Here’s a note for some of you: when you want to create a new document with the same image size settings that you have on the current document...go ahead and Select: All and then Ctrl/Cmd click on the layer icon of the background layer and go to Edit: Copy or Ctrl/Cmd C. Then File: New and you have the exact same dimensions. It’s important when you copy to be aware of what layer you are on in the layers palette. Otherwise you will copy the dimensions of say a text layer, so by using the background layer as the copy source you are getting the same document directions.

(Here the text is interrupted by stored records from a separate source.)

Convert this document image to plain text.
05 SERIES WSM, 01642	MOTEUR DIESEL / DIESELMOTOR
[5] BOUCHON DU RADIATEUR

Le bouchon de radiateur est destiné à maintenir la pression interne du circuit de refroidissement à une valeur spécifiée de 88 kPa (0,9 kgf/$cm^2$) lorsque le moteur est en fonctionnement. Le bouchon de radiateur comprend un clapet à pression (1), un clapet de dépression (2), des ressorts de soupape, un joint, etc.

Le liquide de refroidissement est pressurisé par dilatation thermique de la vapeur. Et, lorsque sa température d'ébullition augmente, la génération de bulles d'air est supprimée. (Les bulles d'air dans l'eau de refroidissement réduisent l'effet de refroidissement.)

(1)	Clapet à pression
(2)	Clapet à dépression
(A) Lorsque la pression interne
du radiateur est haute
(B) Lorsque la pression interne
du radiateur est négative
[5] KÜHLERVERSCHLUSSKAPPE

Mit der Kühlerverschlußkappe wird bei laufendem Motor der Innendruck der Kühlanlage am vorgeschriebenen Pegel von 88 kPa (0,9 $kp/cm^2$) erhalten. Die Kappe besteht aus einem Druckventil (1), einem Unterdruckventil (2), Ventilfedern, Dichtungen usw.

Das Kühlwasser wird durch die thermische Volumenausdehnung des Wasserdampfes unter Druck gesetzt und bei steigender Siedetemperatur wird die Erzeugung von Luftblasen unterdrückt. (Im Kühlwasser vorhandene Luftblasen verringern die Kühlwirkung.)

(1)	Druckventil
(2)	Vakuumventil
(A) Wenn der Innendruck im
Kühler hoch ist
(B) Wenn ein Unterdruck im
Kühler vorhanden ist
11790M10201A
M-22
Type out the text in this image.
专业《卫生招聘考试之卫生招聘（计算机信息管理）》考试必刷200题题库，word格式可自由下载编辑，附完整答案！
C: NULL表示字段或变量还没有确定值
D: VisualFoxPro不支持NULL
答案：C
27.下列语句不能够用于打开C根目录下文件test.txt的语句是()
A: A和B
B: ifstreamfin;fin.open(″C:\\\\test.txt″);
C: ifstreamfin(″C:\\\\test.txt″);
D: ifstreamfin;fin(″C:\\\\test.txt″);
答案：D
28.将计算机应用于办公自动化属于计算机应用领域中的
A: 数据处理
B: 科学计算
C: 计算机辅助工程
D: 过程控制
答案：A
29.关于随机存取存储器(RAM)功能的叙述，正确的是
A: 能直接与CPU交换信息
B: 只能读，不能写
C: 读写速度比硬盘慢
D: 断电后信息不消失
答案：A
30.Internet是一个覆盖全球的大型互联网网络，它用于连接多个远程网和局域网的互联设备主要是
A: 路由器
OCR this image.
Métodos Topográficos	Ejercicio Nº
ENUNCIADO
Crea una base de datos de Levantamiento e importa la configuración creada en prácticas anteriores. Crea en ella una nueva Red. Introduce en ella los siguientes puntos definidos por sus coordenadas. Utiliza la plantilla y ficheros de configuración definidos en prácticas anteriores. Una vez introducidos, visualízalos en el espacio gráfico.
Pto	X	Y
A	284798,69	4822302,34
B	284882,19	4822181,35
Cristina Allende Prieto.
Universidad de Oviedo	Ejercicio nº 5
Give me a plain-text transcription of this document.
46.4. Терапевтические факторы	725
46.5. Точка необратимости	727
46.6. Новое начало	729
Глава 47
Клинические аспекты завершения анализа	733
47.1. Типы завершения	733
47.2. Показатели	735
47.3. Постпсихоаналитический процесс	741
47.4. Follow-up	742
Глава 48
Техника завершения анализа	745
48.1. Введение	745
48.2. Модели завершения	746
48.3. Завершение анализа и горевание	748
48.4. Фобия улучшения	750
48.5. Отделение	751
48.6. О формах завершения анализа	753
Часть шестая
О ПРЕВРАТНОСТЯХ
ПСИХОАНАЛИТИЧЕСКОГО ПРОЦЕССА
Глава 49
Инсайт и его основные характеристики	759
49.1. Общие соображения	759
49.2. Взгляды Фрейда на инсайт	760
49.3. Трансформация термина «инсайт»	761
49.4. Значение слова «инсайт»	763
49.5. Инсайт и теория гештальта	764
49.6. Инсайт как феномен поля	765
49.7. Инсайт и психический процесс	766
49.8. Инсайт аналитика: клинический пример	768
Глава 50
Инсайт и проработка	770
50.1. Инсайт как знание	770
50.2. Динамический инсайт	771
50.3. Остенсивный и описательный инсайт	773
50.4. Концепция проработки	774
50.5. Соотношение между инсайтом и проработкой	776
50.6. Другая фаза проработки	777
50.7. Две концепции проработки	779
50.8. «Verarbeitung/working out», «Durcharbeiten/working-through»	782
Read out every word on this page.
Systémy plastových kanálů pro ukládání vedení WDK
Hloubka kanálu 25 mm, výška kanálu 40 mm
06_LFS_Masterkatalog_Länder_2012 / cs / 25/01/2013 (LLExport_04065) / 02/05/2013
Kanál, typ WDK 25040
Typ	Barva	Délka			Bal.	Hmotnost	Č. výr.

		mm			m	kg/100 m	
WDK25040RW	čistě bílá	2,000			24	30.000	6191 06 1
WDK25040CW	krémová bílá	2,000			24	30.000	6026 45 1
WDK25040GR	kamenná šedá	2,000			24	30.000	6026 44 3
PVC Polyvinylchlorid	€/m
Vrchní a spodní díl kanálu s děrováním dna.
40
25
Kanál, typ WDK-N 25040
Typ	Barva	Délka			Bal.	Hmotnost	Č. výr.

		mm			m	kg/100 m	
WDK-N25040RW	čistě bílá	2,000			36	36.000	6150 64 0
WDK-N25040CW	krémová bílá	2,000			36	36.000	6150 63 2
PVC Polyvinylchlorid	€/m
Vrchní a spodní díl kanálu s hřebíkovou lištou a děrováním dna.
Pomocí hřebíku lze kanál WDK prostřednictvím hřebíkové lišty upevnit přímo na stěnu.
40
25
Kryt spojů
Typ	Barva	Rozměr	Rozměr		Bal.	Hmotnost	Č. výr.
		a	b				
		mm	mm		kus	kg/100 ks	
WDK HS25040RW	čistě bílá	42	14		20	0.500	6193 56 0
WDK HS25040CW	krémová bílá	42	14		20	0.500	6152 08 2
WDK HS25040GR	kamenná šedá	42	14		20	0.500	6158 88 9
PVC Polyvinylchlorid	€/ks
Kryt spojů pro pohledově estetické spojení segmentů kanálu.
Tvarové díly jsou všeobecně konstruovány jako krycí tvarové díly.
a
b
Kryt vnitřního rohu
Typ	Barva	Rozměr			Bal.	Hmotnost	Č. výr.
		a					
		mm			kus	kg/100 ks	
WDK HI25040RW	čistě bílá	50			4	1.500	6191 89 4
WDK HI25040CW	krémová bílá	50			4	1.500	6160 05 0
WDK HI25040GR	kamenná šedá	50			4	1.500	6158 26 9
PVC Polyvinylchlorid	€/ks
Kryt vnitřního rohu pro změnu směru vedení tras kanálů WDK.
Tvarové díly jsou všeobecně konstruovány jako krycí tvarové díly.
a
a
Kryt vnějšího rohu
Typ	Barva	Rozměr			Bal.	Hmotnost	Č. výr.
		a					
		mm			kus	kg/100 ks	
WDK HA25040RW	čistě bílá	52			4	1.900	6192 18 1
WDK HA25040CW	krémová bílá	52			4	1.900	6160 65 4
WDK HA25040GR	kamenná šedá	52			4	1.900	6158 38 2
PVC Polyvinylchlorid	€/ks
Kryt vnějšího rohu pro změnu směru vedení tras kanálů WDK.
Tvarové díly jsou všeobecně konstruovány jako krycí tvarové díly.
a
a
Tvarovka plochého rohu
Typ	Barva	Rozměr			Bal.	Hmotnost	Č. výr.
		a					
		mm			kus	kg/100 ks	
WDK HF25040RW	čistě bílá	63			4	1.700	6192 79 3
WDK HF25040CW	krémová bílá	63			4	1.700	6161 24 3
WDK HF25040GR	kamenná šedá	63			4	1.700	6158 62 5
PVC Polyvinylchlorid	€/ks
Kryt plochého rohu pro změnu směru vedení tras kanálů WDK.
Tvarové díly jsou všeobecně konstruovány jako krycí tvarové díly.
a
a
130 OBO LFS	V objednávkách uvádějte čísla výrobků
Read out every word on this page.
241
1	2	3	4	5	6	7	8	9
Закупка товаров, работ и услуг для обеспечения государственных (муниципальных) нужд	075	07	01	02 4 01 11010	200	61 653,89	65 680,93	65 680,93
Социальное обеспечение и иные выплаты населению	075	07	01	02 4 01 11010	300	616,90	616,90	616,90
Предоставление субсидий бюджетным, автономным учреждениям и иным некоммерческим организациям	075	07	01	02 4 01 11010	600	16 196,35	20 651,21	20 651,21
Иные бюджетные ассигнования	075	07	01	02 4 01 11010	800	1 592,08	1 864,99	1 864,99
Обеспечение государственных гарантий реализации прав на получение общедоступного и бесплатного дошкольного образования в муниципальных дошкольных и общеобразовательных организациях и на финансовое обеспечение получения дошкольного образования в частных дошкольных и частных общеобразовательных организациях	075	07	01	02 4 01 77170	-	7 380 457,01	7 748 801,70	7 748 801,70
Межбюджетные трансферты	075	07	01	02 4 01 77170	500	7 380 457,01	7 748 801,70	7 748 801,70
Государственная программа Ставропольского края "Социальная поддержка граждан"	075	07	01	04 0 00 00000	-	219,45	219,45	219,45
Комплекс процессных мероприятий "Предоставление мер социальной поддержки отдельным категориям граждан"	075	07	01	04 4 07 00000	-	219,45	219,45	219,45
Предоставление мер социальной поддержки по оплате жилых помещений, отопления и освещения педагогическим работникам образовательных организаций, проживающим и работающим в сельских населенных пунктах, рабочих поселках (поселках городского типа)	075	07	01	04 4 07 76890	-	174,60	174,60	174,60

You can create your own custom gradients. I cover this method in detail in other tutorials and in Basic Photoshop training. Move the eyedropper outside of the gradient editor dialog box to choose your desired colors from another open document (of the gradient or colors you want to emulate). Do this after you have clicked on a color stop. Click anywhere on the bottom of the gradient bar to create another color stop and choose it’s color. Choose a lighter purple blue and the make a third on the right being white. Now move each of these stops closer to the left to tighten up the shot group.

Here’s a really cool effect which I will just touch on now but you can create some awesome work very fast by using the gradient tools on linear or reflected with different blending modes. Different blending modes help them to add up and mix light on top of each different stroke that you do.

Go back to your gradient editor by double clicking on the gradient option bar and choose noise as your gradient type. This is so much easier than creating 500 different color stops. Now adjust the color channels as shown to end up with this blue gradient noise.

Go ahead and name your gradient and then press ‘new’ to capture it to the dialog box as an option (note; you have to save the set in order to keep new gradients for the next Photoshop restart). Now simply swipe across with your linear gradient tool. On normal blending mode you can keep swiping until you get it right (with foreground to background).

If you did this on the background layer and you don’t want to keep it locked, just drag it to the new layer icon to duplicate it and then drag the original to the trash.